Second part done in 16hours 21minutes. 104km in 24hours 29minutes

It was a well organized race, the organization is up to the international standards, every aspect of the event is well thought of, from the drop bag that is to be given to the runners,  to the runners booklet that was sent out before the race day containing all the details about the event, the choices of hotels that runners can stay, the buses that runners can avail to the event venue, the use of gps device, the very informative signages in every CP, a well stocked aid stations of different options of food and with lots of ice cubes, the ever ready volunteers to help runners, very visible and well placed trail markers, distance of aid station to the next is just right, roving marshals in motorcycle are very helpful especially to a runner like that is afraid of the barking stray dogs. The down side though, there's just too many roads. I mean I am not good in the trail but it is where I find my happiness. Probably that is what is the best that can be done on that side of Malaysia, the best that the organizer can look for a route on the trail rather than using too much road. 

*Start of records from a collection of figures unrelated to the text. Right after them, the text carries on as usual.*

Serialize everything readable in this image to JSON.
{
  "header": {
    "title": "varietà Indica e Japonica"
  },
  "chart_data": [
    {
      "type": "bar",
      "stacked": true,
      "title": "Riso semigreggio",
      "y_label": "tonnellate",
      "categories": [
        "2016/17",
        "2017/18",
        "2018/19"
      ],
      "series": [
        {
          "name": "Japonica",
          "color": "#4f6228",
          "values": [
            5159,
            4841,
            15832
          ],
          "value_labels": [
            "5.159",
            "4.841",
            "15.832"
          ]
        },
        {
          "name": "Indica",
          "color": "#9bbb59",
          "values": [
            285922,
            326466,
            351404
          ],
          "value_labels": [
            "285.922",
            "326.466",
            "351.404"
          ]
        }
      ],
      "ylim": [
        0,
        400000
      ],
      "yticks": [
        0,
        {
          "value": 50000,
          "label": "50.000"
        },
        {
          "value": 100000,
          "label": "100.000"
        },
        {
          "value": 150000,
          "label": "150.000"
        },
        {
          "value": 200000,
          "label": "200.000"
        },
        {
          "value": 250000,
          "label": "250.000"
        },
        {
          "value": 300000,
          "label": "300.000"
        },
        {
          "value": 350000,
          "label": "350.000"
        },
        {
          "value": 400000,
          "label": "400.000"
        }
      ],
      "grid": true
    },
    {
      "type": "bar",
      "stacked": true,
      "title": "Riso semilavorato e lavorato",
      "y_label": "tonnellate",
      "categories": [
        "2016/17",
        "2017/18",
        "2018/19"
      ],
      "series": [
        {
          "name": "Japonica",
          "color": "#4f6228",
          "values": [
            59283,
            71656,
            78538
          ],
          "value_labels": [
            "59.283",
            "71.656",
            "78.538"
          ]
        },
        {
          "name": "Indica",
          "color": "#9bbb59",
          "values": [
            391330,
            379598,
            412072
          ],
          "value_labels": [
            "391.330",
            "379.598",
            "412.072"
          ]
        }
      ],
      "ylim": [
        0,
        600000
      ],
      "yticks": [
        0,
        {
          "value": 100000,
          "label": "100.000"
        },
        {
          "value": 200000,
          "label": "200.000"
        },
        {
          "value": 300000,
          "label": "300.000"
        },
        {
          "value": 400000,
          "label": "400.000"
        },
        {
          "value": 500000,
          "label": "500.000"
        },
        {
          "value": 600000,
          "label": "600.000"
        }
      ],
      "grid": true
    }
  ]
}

But still I salute them to  strict implementation of rules, no head phone, no playing of music. Since there are more roads, blinkers should be a must in front and at the back of each runner for safety purposes most especially in the evening, to make the runner visible. The paper trail signs especially those that were scattered in the trail were not so good to the eyes, I wonder if there will be a cleanup of trail signs after the race. At the rope sections,  putting some knots a foot apart on the rope probably will be  helpful in order not to get rope burn, and marshals on few critical turns that runners missed a section this year. The food was great, the pansit was just too oily though and soup could be helpful at midpoint. Trekking pole will help runner a lot in the second part of the race. Have one if you plan to do this race.

Running is a very personal thing and runners join races with different goals, probably fulfill that dream of finishing the first 30km or first 100mile race. Over the years of running, I  personally believe  that running is more than just the finisher medal and finisher shirt that one collects after a race, it’s the community that you share the journey with that adds meaning to what one is doing, and that includes having a hand shake from the RD after finishing a long journey. This really is just very minute detail of a race and a personal preference, a personal opinion. Not many races does this in fact only very few races.

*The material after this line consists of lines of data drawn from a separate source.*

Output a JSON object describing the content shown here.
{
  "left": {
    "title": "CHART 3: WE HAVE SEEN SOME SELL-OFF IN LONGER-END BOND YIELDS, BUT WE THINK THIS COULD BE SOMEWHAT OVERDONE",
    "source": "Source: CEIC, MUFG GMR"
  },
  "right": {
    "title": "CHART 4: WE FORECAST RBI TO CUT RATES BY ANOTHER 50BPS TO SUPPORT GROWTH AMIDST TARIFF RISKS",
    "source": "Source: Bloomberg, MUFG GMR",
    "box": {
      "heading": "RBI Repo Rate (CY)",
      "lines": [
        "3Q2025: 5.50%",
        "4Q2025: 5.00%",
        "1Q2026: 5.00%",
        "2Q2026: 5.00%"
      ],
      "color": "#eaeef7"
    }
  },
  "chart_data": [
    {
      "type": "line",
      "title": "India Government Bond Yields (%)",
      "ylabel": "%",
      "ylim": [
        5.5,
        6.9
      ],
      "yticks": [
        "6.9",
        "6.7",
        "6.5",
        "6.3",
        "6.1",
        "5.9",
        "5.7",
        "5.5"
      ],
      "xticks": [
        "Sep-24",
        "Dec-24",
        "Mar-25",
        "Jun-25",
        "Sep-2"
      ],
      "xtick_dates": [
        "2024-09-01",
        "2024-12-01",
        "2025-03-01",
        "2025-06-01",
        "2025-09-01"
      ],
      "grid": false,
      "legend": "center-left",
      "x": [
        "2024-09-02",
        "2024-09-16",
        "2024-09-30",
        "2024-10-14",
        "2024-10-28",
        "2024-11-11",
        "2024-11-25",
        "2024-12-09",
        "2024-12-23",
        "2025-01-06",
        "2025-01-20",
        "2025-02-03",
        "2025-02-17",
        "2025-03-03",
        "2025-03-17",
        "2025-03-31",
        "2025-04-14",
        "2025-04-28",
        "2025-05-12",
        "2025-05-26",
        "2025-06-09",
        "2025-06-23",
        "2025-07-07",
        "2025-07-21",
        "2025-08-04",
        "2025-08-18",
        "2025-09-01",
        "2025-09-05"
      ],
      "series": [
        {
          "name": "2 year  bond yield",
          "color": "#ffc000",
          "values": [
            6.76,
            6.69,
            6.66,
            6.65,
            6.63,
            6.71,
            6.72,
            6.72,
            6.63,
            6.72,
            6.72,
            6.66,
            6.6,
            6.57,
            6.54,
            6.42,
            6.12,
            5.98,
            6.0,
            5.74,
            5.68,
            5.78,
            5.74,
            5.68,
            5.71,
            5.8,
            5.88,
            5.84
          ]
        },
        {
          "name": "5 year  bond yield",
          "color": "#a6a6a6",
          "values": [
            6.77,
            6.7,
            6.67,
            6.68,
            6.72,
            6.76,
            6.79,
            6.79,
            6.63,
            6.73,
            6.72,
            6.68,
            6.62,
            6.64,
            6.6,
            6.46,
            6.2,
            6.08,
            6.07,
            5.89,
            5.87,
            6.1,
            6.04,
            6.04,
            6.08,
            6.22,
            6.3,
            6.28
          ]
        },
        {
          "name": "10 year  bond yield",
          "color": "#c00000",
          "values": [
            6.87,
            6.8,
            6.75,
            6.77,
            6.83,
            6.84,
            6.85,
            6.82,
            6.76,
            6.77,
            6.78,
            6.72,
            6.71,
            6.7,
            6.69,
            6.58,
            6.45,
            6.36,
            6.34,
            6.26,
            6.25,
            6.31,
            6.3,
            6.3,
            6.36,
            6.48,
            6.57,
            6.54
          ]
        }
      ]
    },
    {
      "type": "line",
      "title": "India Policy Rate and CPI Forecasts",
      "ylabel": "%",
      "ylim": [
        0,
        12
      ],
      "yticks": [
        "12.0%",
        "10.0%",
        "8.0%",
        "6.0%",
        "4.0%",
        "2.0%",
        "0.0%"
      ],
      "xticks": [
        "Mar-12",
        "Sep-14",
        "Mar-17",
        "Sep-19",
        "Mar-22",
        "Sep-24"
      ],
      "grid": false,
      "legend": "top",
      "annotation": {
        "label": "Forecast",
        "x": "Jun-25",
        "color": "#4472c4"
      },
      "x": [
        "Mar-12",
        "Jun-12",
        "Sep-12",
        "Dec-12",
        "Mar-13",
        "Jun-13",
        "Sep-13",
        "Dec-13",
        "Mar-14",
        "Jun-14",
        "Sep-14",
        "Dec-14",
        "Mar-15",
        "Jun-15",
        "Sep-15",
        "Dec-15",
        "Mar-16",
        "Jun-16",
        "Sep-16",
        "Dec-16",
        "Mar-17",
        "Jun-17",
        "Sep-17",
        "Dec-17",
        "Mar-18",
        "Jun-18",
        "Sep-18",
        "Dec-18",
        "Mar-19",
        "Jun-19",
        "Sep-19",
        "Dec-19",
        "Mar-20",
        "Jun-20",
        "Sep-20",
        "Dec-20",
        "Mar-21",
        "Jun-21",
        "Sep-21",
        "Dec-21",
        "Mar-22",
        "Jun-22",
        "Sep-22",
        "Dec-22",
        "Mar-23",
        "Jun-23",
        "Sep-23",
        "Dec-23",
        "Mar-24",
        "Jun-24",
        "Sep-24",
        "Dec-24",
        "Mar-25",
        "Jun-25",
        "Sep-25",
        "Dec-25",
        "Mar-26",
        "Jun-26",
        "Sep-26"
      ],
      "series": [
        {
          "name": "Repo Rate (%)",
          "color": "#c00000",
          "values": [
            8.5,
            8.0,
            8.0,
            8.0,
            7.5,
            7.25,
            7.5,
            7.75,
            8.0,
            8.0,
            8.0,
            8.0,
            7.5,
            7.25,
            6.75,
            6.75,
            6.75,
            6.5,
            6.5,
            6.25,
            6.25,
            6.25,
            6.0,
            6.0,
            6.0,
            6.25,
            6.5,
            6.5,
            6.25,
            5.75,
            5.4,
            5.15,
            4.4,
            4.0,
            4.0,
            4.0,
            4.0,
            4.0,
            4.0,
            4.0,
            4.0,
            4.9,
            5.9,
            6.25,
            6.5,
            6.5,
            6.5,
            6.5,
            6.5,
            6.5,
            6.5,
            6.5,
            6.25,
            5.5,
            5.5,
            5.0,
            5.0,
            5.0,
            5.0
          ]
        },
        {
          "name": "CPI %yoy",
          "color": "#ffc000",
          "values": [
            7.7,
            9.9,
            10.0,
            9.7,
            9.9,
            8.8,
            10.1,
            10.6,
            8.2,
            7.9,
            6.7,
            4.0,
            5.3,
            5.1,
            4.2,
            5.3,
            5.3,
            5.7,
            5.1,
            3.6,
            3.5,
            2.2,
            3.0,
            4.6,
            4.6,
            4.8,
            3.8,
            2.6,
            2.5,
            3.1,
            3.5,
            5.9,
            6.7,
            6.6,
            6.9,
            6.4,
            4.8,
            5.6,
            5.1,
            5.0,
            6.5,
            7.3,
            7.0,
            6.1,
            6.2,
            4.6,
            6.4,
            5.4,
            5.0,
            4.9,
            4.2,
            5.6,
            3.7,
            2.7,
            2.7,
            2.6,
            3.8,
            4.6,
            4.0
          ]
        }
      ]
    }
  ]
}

The race. The race for me sums up the many races that I joined in this country. The flat terrain that goes through the palm, rubber,  fruit trees reminds me so much of TMMT and Sungai, the heat and open spaces is like Sungai and the road section especially with fast moving vehicles reminds me so much of C2C. The muddy trail and the long road descent from the top reminded me of MMTF.

I finished the race without blisters despite the scorching heat and torrential rain. No issues with my stomach too. Another race ticked off from my list. I thank Alen, Razif, Rene for all the help and I thank God for all the strength.

Congratulations Endurance Nature for another successful event.